November 22, 2010

A Logical Ordering of Import Statements

Originally published 3 Mar 2006

Do you care about the order of your Java import statements?  Well, maybe not, but I do.  The reason is because I like to do a visual check of my dependencies.  According to the Acyclic Dependencies Principle, there should be no cycles in packages.  Robert Martin wrote here, "Remember that the prime motivation for using Object Oriented Design is to manage module dependencies."  One way I check my dependencies is by scanning the import statements of a class or interface to make sure it depends on other, appropriate classes and interfaces.

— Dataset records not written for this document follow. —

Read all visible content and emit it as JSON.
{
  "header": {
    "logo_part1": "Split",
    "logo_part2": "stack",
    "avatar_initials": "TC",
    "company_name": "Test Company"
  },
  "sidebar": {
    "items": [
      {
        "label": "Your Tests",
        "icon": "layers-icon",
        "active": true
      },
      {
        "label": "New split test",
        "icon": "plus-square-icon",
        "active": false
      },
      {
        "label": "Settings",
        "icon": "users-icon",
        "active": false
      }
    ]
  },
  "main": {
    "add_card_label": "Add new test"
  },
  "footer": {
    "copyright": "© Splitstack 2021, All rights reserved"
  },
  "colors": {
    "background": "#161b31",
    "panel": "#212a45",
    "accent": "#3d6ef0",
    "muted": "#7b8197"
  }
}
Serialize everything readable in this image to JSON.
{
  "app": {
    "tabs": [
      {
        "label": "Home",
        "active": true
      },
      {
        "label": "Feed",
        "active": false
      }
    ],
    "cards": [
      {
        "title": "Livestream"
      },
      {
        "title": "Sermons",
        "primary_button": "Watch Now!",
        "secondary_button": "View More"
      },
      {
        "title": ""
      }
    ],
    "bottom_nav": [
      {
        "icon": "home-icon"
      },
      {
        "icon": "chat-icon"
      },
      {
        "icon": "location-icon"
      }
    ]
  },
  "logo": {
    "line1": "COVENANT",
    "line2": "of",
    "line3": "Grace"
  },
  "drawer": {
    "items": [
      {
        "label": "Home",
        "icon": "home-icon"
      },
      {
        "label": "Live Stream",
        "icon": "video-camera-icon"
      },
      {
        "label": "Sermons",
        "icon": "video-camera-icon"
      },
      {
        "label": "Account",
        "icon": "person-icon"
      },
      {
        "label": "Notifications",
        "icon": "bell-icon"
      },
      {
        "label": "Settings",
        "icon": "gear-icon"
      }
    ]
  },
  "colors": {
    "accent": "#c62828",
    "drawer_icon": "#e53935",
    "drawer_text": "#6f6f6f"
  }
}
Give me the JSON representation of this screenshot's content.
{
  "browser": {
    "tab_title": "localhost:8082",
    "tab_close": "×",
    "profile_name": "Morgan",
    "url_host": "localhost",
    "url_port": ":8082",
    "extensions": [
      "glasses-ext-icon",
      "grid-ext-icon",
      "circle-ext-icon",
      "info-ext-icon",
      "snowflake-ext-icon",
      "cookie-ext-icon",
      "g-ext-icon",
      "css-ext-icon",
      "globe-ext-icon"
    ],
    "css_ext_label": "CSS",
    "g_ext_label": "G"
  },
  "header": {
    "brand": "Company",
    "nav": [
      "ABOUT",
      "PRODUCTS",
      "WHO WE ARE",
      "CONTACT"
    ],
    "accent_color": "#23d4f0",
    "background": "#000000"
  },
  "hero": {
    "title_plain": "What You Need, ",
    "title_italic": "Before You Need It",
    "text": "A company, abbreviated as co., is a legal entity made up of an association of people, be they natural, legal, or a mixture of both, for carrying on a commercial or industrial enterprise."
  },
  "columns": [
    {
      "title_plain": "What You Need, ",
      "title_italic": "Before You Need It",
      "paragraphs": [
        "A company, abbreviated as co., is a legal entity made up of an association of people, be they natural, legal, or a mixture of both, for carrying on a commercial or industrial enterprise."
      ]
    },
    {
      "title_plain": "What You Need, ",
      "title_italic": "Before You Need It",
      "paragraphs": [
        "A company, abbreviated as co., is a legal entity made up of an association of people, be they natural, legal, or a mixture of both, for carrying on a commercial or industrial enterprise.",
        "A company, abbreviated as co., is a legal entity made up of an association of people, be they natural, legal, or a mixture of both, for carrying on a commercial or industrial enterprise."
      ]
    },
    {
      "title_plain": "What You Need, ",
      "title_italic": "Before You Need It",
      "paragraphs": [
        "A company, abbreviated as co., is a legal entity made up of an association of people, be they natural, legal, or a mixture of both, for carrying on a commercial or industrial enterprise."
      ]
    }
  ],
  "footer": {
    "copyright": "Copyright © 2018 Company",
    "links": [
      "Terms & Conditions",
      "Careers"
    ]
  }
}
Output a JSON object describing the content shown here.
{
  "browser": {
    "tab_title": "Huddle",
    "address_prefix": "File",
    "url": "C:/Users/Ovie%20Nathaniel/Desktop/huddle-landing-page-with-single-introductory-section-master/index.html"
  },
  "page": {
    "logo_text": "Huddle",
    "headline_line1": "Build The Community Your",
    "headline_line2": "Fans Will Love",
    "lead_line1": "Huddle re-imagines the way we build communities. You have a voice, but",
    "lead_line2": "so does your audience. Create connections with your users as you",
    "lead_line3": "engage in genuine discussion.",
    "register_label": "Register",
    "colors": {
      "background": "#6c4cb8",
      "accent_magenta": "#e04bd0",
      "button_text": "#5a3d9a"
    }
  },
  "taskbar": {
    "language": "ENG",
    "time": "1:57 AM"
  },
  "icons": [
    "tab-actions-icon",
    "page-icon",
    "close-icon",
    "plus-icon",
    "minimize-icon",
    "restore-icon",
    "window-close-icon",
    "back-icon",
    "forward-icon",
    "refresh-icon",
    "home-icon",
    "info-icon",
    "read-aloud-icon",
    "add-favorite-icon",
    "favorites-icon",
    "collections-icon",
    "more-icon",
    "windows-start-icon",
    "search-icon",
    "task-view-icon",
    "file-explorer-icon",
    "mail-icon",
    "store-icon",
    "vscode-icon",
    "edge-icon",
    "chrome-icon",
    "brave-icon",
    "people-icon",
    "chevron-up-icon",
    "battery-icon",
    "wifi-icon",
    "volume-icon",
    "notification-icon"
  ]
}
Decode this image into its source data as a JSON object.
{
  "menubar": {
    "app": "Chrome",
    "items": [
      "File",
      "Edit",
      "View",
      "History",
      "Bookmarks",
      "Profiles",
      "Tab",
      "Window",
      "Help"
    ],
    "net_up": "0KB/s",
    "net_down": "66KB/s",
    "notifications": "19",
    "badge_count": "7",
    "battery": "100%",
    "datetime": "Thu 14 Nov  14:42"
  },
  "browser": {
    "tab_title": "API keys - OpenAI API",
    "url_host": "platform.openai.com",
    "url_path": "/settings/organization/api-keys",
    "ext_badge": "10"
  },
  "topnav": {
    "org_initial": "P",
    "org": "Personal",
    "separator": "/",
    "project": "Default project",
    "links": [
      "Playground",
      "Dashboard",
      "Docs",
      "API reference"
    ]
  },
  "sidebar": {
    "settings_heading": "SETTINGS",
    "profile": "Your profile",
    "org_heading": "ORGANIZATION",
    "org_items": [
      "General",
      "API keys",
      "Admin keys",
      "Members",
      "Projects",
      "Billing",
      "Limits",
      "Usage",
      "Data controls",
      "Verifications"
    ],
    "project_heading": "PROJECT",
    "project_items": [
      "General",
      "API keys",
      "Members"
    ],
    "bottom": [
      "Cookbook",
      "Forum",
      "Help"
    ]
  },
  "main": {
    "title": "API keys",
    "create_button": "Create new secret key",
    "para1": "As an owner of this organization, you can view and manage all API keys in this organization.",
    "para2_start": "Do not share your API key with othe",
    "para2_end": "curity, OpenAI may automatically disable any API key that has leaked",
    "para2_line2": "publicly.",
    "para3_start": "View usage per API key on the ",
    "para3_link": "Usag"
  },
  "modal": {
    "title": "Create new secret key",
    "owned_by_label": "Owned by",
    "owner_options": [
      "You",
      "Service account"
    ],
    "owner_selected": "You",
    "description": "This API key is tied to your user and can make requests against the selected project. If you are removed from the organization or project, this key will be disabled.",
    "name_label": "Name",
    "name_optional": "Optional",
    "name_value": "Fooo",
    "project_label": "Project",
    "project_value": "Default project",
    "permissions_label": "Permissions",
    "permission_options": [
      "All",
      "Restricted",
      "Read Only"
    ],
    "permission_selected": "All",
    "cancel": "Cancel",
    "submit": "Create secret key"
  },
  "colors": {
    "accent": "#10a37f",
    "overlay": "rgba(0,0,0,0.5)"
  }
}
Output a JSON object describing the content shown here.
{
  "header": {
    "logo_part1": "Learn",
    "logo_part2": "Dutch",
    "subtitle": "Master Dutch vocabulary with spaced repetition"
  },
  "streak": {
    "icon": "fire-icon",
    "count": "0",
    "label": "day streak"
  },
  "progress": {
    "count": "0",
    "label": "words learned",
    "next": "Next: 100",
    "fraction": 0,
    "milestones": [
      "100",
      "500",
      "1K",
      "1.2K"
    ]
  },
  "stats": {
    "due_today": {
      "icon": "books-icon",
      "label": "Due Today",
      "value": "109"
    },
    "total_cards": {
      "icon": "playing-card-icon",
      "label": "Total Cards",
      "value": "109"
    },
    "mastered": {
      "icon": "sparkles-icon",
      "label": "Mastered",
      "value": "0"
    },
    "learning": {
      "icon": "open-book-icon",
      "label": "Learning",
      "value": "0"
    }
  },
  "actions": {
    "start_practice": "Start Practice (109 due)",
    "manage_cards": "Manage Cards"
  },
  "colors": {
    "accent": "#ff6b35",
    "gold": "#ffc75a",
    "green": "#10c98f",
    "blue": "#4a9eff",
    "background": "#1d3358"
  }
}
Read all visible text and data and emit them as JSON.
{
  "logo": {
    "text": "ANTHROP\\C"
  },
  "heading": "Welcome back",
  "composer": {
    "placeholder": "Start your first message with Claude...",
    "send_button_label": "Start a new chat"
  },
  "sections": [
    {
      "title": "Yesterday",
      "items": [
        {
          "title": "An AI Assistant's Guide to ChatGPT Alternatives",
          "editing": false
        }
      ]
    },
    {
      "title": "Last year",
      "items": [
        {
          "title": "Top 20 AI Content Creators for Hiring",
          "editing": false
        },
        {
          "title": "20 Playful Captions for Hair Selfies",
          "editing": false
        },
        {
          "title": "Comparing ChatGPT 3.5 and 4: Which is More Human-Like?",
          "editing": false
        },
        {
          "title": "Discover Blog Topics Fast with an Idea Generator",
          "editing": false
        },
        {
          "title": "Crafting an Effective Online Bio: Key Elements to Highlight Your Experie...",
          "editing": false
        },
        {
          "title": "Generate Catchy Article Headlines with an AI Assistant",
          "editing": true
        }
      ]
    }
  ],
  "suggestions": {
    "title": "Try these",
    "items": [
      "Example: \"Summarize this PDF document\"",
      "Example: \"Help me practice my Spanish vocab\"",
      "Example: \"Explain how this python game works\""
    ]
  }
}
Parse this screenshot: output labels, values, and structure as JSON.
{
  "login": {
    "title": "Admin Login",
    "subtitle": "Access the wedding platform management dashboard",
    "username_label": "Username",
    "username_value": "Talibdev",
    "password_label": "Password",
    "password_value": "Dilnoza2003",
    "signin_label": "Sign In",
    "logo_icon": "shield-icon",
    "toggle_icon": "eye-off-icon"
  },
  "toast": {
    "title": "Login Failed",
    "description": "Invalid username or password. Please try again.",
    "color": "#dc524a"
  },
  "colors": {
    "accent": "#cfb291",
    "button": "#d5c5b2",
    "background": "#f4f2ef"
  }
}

The rule I use is that you can go up a package hierarchy and over to the right, but you can’t go down or to the left.  (Props go to Michael Gaffney for working with me to come up with this rule years ago).  Over to the right?  I’m working in the context of a layered architecture and when I say “over to the right,” I’m talking about something like this:

presentation -> business -> persistence -> general utilities

So starting on the left, dependencies flow to the right.  You wouldn't want to go back to the left.  That would introduce a cycle.  Also, within a layer, you could go up the package hierarchy, but you wouldn't want to go down.

Here’s an example.  Suppose I’m developing a web application and I’m working on a class in the presentation layer.  I might have something like (contrived):

package com.mycompany.myapp.web.struts;
import java.util.List;
import javax.servlet.http.HttpServletRequest;
import javax.servlet.http.HttpServletResponse;
import org.apache.commons.beanutils.PropertyUtils;
import org.apache.struts.action.ActionForm;
import org.apache.struts.action.ActionForward;
import org.apache.struts.action.ActionMapping;

import com.mycompany.myapp.utils.SomeUtil;
import com.mycompany.myapp.domain.SomeDomainObject;
import com.mycompany.myapp.domain.SomeOtherDomainObject;
import com.mycompany.myapp.web.SomethingHigher;
import com.mycompany.myapp.web.utils.SomethingToTheRightWithinModule;

Now, ideally, I’d like to list those imports in the exact opposite order.  That way, I could start at the package statement and look down and make sure the imports flow in an acceptable, directed acyclic graph kind of order, following the rule above.  In fact, I used to list them in this order, but everybody else lists them in an order more like the above, and so, I accepted defeat and now follow suit.  I just start at the bottom and look up.

I only care about ordering among packages here.  I don’t try to list the imports in dependency order among classes at the same package level.  That would be crazy.  However, I am strict within the layer of the class I’m working with.  In the example, that would be the web layer.  I’m looking at a class in ...web.struts and I want to make sure that I’m going to the right first, then up, all within com.mycompany.myapp.web in an appropriate package order.

Once I’m past the web layer, I loosen up.  I just want to make sure all the imports for the next layer are grouped together, and so on.  So in the example, all the domain imports would be together, then all the utils, and so on, all the way up to java.util.

You can set up this ordering standard in Eclipse under the Organize Imports preference.

How else could you check your dependencies?  There are useful tools out there like JDepend, and I use them.  But I still like this import ordering practice.  I typically do the manual scan right before check in time.